The maximum horizontal distance is obtained by throwing the ball at 45° with the horizontal.
Let v0=initial speed,
resolve v0 into horizontal and vertical components,
vh=v0*cos(45)
vv=v0*sin(45)

The time, t, the ball was in the air can be calculated by the horizontal distance divided by the horizontal component of velocity, vh.
t=97.8/vh

The vertical distance can be calculated using
S=vv*t+(1/2)gt²
where g=-9.8 m/s² (downwards)
Substitute vv and t into the above equation gives
S=(v0 sin45)*(97.8/(v0 cos45) + (1/2)g (97.8/(v0 cos45))²
From which v0 can be calculated as approximately 31 m/s.

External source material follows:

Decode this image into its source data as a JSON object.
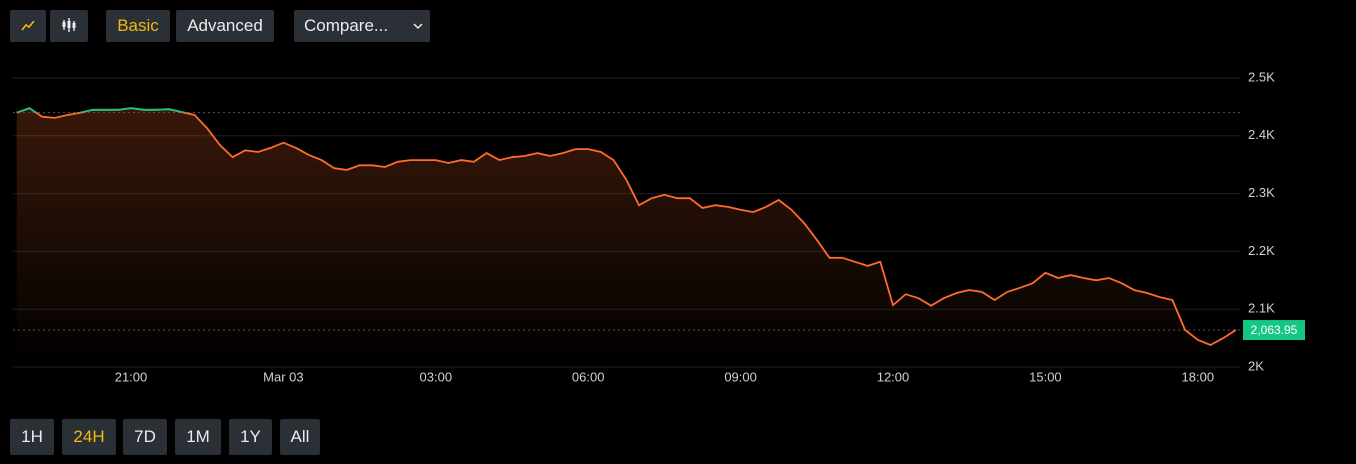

Now apply the same velocity in the vertical direction,
initial kinetic energy
KE = (1/2)mv0²
At the top, h metres above ground, kinetic energy is zero, but potential energy is
PE = mgh
Equate KE=PE,
mgh=(1/2)mv0²
h=(1/2)mv0²/(mg)
=(1/2)v0²/g
= 49 m, approx.

First you need to know what angle from horizontal gives maximum range. With no air friction it is 45 degrees but you need to show that.
V = throwing speed
u = V cos A
Vo = V sin A
R = range = u T = V T cos A = 97.8
speed up = Vo - (9.8) t
= 0 at top where t = T/2 because half the time is rising and half falling
so
0 = Vo - 4.9 T
V sin A = 4.9 T
so T = .204 V sin A
range = V T cos A
range = .204 V^2 sin A cos A
so for what angle A is sin A cos A a maximum?
y = sin x cos x
dy/dx = 0 at max = -sin^2 x + cos^2 x
that is where the sin is equal to the cosine, 45 degrees, where sin = cos = .707 and sin*cos = .707*.707 = .5
so now we do the problem
range = .204 V^2 (.5) = 97.8
V^2 = 959
31 m/s approx
NOW throw vertical up at 31 m/s
31 = 9.8 t at top
t = 3.16 seconds traveling up
h = V t - 4.9 t^2
= 31*3.16 - 4.9(3.16^2)
= 97-49 = 48 meters approximately

MathMate's energy method is far cooler than my more basic method.

97.8/2 = 48.9

answer: 48.9m